はじめに

 

CLAIM(CLinical Accounting InforMation)は,医事会計-電子カルテ連携のためのデータ交換仕様である.電子カルテシステムと医事会計システム(もしくはレセコン)との電子的データ交換を標準化,粗結合化(オープン化)することのメリットとして,電子カルテシステムの開発促進が挙げられる.現在,多くのメーカーが電子カルテ事業に新規参入を図っている.医事会計システムを独自に持たないベンダーが電子カルテ事業に参入しようとする際に,これらのベンダーは大手の医事会計システムごとにインターフェイスを開発する必要がある.CLAIMを策定しておけば,電子カルテベンダーはCLAIMに対する一種類のインターフェイスを開発するだけで済み,開発効率の向上とコスト削減につながる.また,医事会計システムベンダーにとっても,ユーザから電子カルテ導入を依頼された際に,独自に新たな開発を行う必要がなくなり,さらに,紙カルテから得ていた情報の一部を,電子カルテから自動的に抽出することが可能となり,メリットが生じると考えられる.

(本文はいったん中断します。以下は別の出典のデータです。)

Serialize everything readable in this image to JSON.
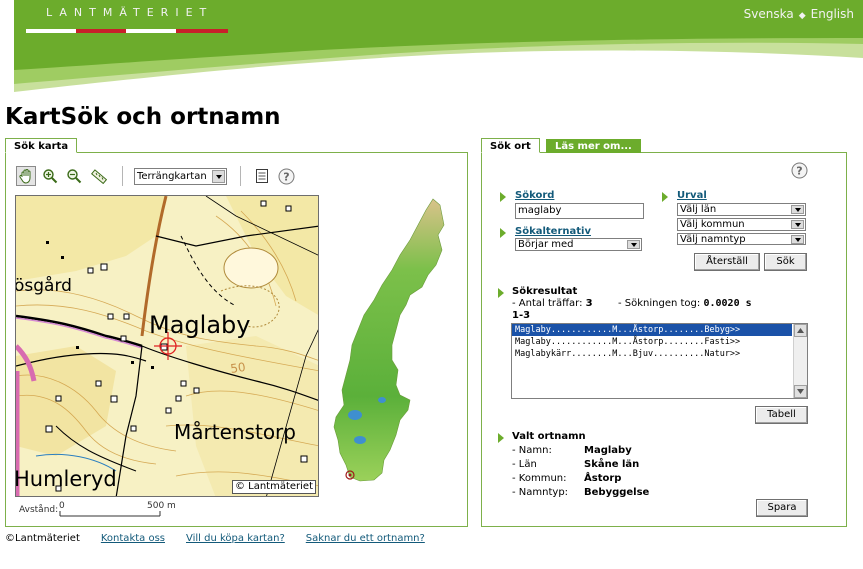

MedXMLコンソーシアムでは,診療データを異なる施設間で電子的に相互に交換するための医療情報交換規約Medical Markup Language(MML)の策定と管理を行っている.MMLの実装が進むに伴い,様々な分野に特化した構造が必要となってきたが,本組織で全ての診療分野をカバーすることは事実上不可能であり,頻繁に起ると予想される部分構造の新設/変更が全体構造におよぼす影響を考えると,バージョン管理等の点で効率的でない.よって,バージョン2以降のMMLでは,XML Namespaceを用いて,ある情報のまとまりをモジュール化し,必要に応じてモジュールを組み合わせて使う方法を採用している.これにより,各診療分野特有の記述形式が提案可能となり,論理構造策定作業の分業化が可能である.

CLAIM仕様書で定義されるCLAIMモジュール(予約請求モジュールと点数金額モジュール)は,このようなMML開発の一環としてMMLモジュールの一つとして開発された.CLAIMがMML仕様書に含められなかった理由として,以下のことが挙げられる.

  1. 医事上の都合により,頻繁にバージョンアップされる可能性が高いこと.
  2. 日本固有の構造を取っているため,MMLとは異なり国際的な仕様にはならないこと.
  3. 仕様の管理は医事ベンダーを中心に行われるため,管理グループがMMLとは異なること.

CLAIMはMMLを上位規約とするため,MML仕様書に記載されている仕様が,CLAIMにも適用される.